RoboChair X (on the right) has been succeeded by the much larger RoboChair XI.

February 15, 2018      

Pitsco Inc. makes the TETRIX MAX dual-control robotics set for robotics competitions and educational programs, but one engineer in Queensland, Australia, has used it to develop an autonomous wheelchair. Doug Livingstone had a very personal inspiration for RoboChair.

Livingstone’s wife, Kathy, was diagnosed in 2011 with Amyotrophic Lateral Sclerosis (ALS), also known as Motor Neuron Disease in Australia. Baseball player Lou Gherig and physicist Stephen Hawking are well-known people with the disease.

Business Takeaways:

  • Robotics kits for STEM (science, technology, engineering, and mathematics) education such as TETRIX MAX can also help with grass-roots research and development of assistive technologies.
  • The RoboChair autonomous wheelchair includes navigation and communications capabilities.
  • Inventor Doug Livingstone is on Version 11 of his proof of concept, which could help patients with ALS.
Doug Livingstone has honored the memory of his wife Kathy by working on an autonomous wheelchair.

Doug Livingstone and his wife Kathy at the Grand Canyon Skywalk before her diagnosis.

“Communication devices were too expensive and outside our budget,” said Doug Livingstone. “I started developing software to assist her to communicate.”

After Kathy died in 2012, Doug continued his work on a proof of concept (POC) for assistive technology. He initially focused on ways for ALS patients to interact with others, and he needed affordable but robust robotics components.

Building an autonomous wheelchair

Livingstone found Pitsco‘s kits and built 11 prototype wheelchairs, all named “RoboChair.” TETRIX MAX sells for $775.

He explained that the “MAX and PRIME kits are a perfect medium for building prototypes. I can see, in the years to come, using the kits to build prototype robotic limbs and exoskeletons.”

The latest version of RoboChair has autonomous navigation capabilities that can follow simple instructions. It also a movable seat for sitting, standing, and laying. The autonomous wheelchair is intended to be a platform for his communications technology.

“RoboChair is only one part of my overall POC project,” Livingston noted. “It, however, will be a key delivery platform for much of the functionality.”

Other parts of Livingston’s research have already influenced healthcare technology.
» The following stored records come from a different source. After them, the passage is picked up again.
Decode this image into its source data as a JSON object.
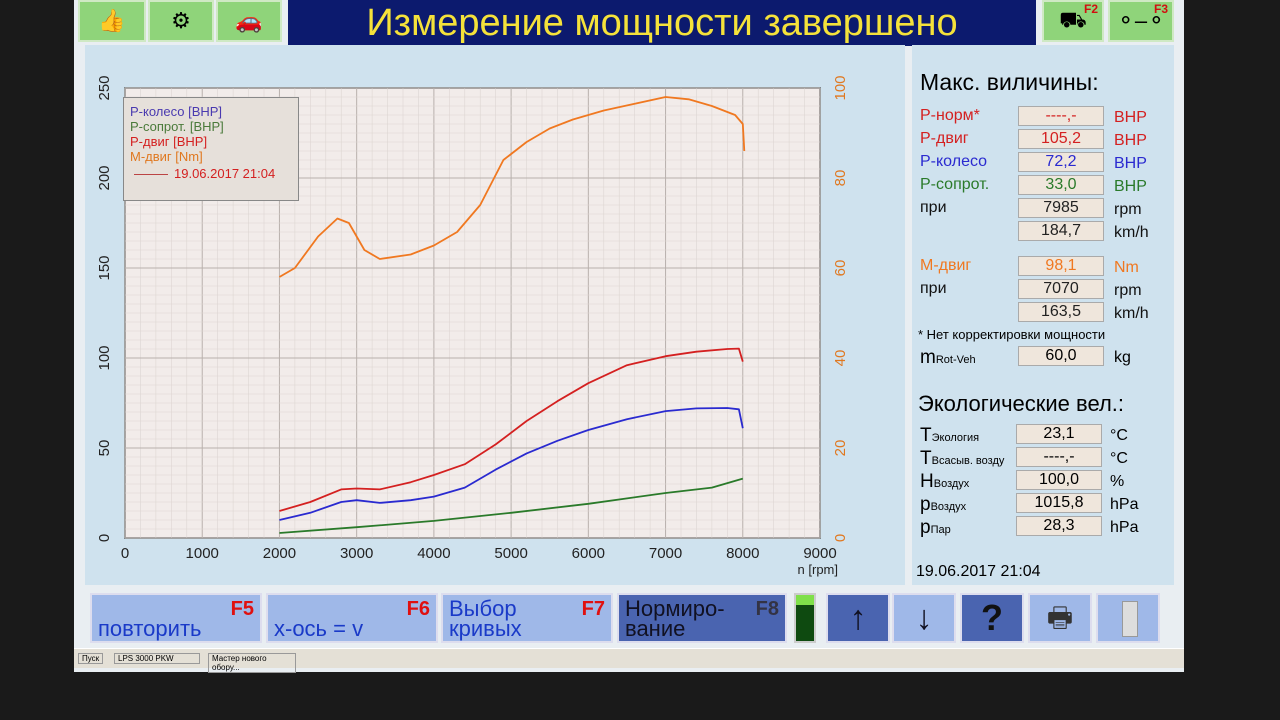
{
  "header": {
    "title": "Измерение мощности завершено",
    "icons": [
      "thumbs-up-icon",
      "engine-icon",
      "car-icon"
    ],
    "f2_label": "F2",
    "f3_label": "F3"
  },
  "chart_data": {
    "type": "line",
    "xlabel": "n [rpm]",
    "xlim": [
      0,
      9000
    ],
    "x_ticks": [
      "0",
      "1000",
      "2000",
      "3000",
      "4000",
      "5000",
      "6000",
      "7000",
      "8000",
      "9000"
    ],
    "ylim_left": [
      0,
      250
    ],
    "y_ticks_left": [
      "0",
      "50",
      "100",
      "150",
      "200",
      "250"
    ],
    "ylim_right": [
      0,
      100
    ],
    "y_ticks_right": [
      "0",
      "20",
      "40",
      "60",
      "80",
      "100"
    ],
    "grid": true,
    "legend_placement": "top-left",
    "legend": {
      "items": [
        "P-колесо [BHP]",
        "P-сопрот. [BHP]",
        "P-двиг [BHP]",
        "M-двиг [Nm]"
      ],
      "date": "19.06.2017 21:04"
    },
    "series": [
      {
        "name": "P-колесо [BHP]",
        "axis": "left",
        "color": "#2a2ad0",
        "x": [
          2000,
          2400,
          2800,
          3000,
          3300,
          3700,
          4000,
          4400,
          4800,
          5200,
          5600,
          6000,
          6500,
          7000,
          7400,
          7800,
          7950,
          8000
        ],
        "y": [
          10,
          14,
          20,
          21,
          19.5,
          21,
          23,
          28,
          38,
          47,
          54,
          60,
          66,
          70.5,
          72,
          72.2,
          71.5,
          61
        ]
      },
      {
        "name": "P-сопрот. [BHP]",
        "axis": "left",
        "color": "#2a7a2a",
        "x": [
          2000,
          3000,
          4000,
          5000,
          6000,
          7000,
          7600,
          8000
        ],
        "y": [
          2.8,
          6,
          9.5,
          14,
          19,
          25,
          28,
          33
        ]
      },
      {
        "name": "P-двиг [BHP]",
        "axis": "left",
        "color": "#d42020",
        "x": [
          2000,
          2400,
          2800,
          3000,
          3300,
          3700,
          4000,
          4400,
          4800,
          5200,
          5600,
          6000,
          6500,
          7000,
          7400,
          7800,
          7950,
          8000
        ],
        "y": [
          15,
          20,
          27,
          27.5,
          27,
          31,
          35,
          41,
          52,
          65,
          76,
          86,
          96,
          101,
          103.5,
          105,
          105.2,
          98
        ]
      },
      {
        "name": "M-двиг [Nm]",
        "axis": "right",
        "color": "#f07820",
        "x": [
          2000,
          2200,
          2500,
          2750,
          2900,
          3100,
          3300,
          3700,
          4000,
          4300,
          4600,
          4900,
          5200,
          5500,
          5800,
          6200,
          6600,
          7000,
          7300,
          7600,
          7900,
          8000,
          8020
        ],
        "y": [
          58,
          60,
          67,
          71,
          70,
          64,
          62,
          63,
          65,
          68,
          74,
          84,
          88,
          91,
          93,
          95,
          96.5,
          98,
          97.5,
          96,
          94,
          92,
          86
        ]
      }
    ]
  },
  "max": {
    "title": "Макс. виличины:",
    "rows": [
      {
        "label": "P-норм*",
        "value": "----,-",
        "unit": "BHP",
        "color": "#d42020"
      },
      {
        "label": "P-двиг",
        "value": "105,2",
        "unit": "BHP",
        "color": "#d42020"
      },
      {
        "label": "P-колесо",
        "value": "72,2",
        "unit": "BHP",
        "color": "#2a2ad0"
      },
      {
        "label": "P-сопрот.",
        "value": "33,0",
        "unit": "BHP",
        "color": "#2a7a2a"
      },
      {
        "label": "при",
        "value": "7985",
        "unit": "rpm",
        "color": "#111"
      },
      {
        "label": "",
        "value": "184,7",
        "unit": "km/h",
        "color": "#111"
      },
      {
        "label": "M-двиг",
        "value": "98,1",
        "unit": "Nm",
        "color": "#f07820"
      },
      {
        "label": "при",
        "value": "7070",
        "unit": "rpm",
        "color": "#111"
      },
      {
        "label": "",
        "value": "163,5",
        "unit": "km/h",
        "color": "#111"
      }
    ],
    "note": "* Нет корректировки мощности",
    "mass": {
      "label": "m",
      "sub": "Rot-Veh",
      "value": "60,0",
      "unit": "kg"
    }
  },
  "eco": {
    "title": "Экологические вел.:",
    "rows": [
      {
        "label": "T",
        "sub": "Экология",
        "value": "23,1",
        "unit": "°C"
      },
      {
        "label": "T",
        "sub": "Всасыв. возду",
        "value": "----,-",
        "unit": "°C"
      },
      {
        "label": "H",
        "sub": "Воздух",
        "value": "100,0",
        "unit": "%"
      },
      {
        "label": "p",
        "sub": "Воздух",
        "value": "1015,8",
        "unit": "hPa"
      },
      {
        "label": "p",
        "sub": "Пар",
        "value": "28,3",
        "unit": "hPa"
      }
    ],
    "datetime": "19.06.2017  21:04"
  },
  "buttons": [
    {
      "fkey": "F5",
      "label": "повторить"
    },
    {
      "fkey": "F6",
      "label": "x-ось = v"
    },
    {
      "fkey": "F7",
      "label": "Выбор кривых"
    },
    {
      "fkey": "F8",
      "label": "Нормиро- вание"
    }
  ],
  "taskbar": {
    "start": "Пуск",
    "items": [
      "LPS 3000 PKW",
      "Мастер нового обору..."
    ]
  }
}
Estimote Inc., which sells indoor positioning beacons, has expressed interest in his BodyPointer communications program.

The market for healthcare and assistive robotics will grow from more than $200 million in 2015 to about $950 million in 2024, predicts Global Market Insights Inc. The research firm predicts strong growth in the U.S., Japan, and Germany because of aging populations.

The RoboChair autonomous wheelchair uses Pitsco's parts.
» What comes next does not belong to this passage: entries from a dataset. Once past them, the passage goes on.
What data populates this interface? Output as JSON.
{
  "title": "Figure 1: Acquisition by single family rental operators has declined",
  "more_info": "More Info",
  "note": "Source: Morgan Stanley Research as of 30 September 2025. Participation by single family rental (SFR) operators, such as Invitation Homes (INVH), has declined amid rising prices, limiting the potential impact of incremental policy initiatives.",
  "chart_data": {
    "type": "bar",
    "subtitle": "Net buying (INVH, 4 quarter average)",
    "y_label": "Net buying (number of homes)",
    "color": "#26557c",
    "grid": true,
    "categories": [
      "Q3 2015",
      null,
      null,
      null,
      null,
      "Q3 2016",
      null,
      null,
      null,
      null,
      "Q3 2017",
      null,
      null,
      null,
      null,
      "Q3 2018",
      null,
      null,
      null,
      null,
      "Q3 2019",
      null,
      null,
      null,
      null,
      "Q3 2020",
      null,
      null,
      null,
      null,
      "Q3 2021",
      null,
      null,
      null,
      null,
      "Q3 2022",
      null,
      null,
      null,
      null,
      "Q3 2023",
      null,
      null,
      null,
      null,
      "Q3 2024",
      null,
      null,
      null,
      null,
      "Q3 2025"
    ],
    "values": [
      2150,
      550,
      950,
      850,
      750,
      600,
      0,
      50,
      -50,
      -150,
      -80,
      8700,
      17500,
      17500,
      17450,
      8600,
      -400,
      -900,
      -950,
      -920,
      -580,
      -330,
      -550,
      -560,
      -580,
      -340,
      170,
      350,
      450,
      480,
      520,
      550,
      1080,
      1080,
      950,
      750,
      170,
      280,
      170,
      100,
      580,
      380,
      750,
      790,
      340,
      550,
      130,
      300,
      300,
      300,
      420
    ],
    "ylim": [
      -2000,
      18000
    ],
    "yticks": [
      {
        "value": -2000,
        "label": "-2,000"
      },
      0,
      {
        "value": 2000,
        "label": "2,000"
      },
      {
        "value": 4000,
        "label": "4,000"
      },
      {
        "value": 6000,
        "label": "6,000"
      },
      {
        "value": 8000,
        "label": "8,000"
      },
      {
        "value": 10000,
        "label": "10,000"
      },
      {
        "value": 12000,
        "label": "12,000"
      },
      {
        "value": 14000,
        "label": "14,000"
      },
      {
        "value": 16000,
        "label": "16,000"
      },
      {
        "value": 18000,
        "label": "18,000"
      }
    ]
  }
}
The latest version of RoboChair is made of TETRIX PRIME parts and servos, with the exception of the base.

3D printing and the ‘bleeding edge’

“I have been playing recently with a new device I acquired — a Snapmaker,” Livingston said. “This unit is a 3D printer, laser etcher, and CNC engraver. I have a few bespoke parts in mind to make for RoboChair, such as hinges from the chair.”

Livingston observed that his autonomous wheelchair is just an example of what’s possible for inventors interested in helping others.

“Some of the work that I am doing in on the ‘bleeding edge’ as they say, in using the technologies outside the bounds of what they were designed for,” said Livingston. “However, the firms involved all reckon it is a great idea in what I am doing. The good thing is that I am influencing others to try things and look at technologies to assist people.”

“Maybe this will start others with a challenge to design their own and greater RoboChair,” he added. “The less-abled public will benefit from this.”